This paper presents a comprehensive empirical study on the safety alignment capabilities. We evaluate what matters for safety alignment in LLMs and LRMs to provide essential insights for developing more secure and reliable AI systems. We systematically investigate and compare the influence of six critical intrinsic model characteristics and three external attack techniques. Our large-scale evaluation is conducted using 32 recent, popular LLMs and LRMs across thirteen distinct model families, spanning a parameter scale from 3B to 235B. The assessment leverages five established safety datasets and probes model vulnerabilities with 56 jailbreak techniques and four CoT attack strategies, resulting in 4.6M API calls. Our key empirical findings are fourfold. First, we identify the LRMs GPT-OSS-20B, Qwen3-Next-80B-A3B-Thinking, and GPT-OSS-120B as the top-three safest models, which substantiates the significant advantage of integrated reasoning and self-reflection mechanisms for robust safety alignment. Second, post-training and knowledge distillation may lead to a systematic degradation of safety alignment. We thus argue that safety must be treated as an explicit constraint or a core optimization objective during these stages, not merely subordinated to the pursuit of general capability. Third, we reveal a pronounced vulnerability: employing a CoT attack via a response prefix can elevate the attack success rate by 3.34x on average and from 0.6% to 96.3% for Seed-OSS-36B-Instruct. This critical finding underscores the safety risks inherent in text-completion interfaces and features that allow user-defined response prefixes in LLM services, highlighting an urgent need for architectural and deployment safeguards. Fourth, roleplay, prompt injection, and gradient-based search for adversarial prompts are the predominant methodologies for eliciting unaligned behaviors in modern models.
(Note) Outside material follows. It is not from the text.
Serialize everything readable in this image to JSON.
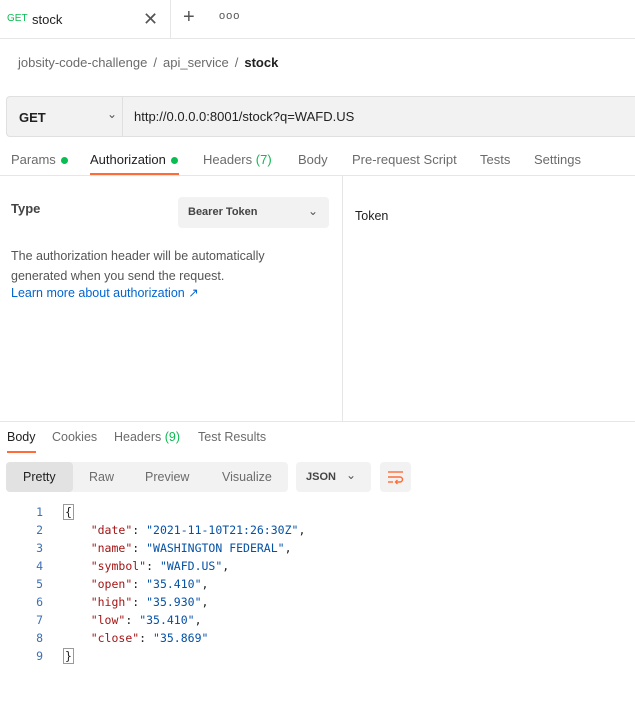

翻译：本文对安全对齐能力进行了全面的实证研究。我们评估了大型语言模型和大型推理模型中影响安全对齐的关键因素，为开发更安全可靠的人工智能系统提供了重要见解。我们系统性地研究并比较了六个关键内在模型特性和三种外部攻击技术的影响。我们的大规模评估使用了32个近期流行的大型语言模型和大型推理模型，涵盖十三个不同的模型系列，参数规模从30亿到2350亿不等。该评估利用五个成熟的安全数据集，并通过56种越狱技术和四种思维链攻击策略探测模型漏洞，共计产生了460万次API调用。我们的主要实证发现包括四个方面。首先，我们确定大型推理模型GPT-OSS-20B、Qwen3-Next-80B-A3B-Thinking和GPT-OSS-120B为安全性排名前三的模型，这证实了集成推理与自我反思机制对鲁棒安全对齐的显著优势。其次，后训练和知识蒸馏可能导致安全对齐的系统性退化。因此我们认为，在这些阶段必须将安全性视为显式约束或核心优化目标，而非仅仅从属于通用能力的追求。第三，我们揭示了一个显著的脆弱性：通过响应前缀实施思维链攻击，平均可将攻击成功率提升3.34倍，对于Seed-OSS-36B-Instruct模型甚至能从0.6%提升至96.3%。这一关键发现凸显了文本补全接口以及允许用户自定义响应前缀的大型语言模型服务功能所固有的安全风险，强调了架构和部署层面安全措施的迫切需求。第四，角色扮演、提示注入和基于梯度的对抗性提示搜索是诱发现代模型未对齐行为的主要方法。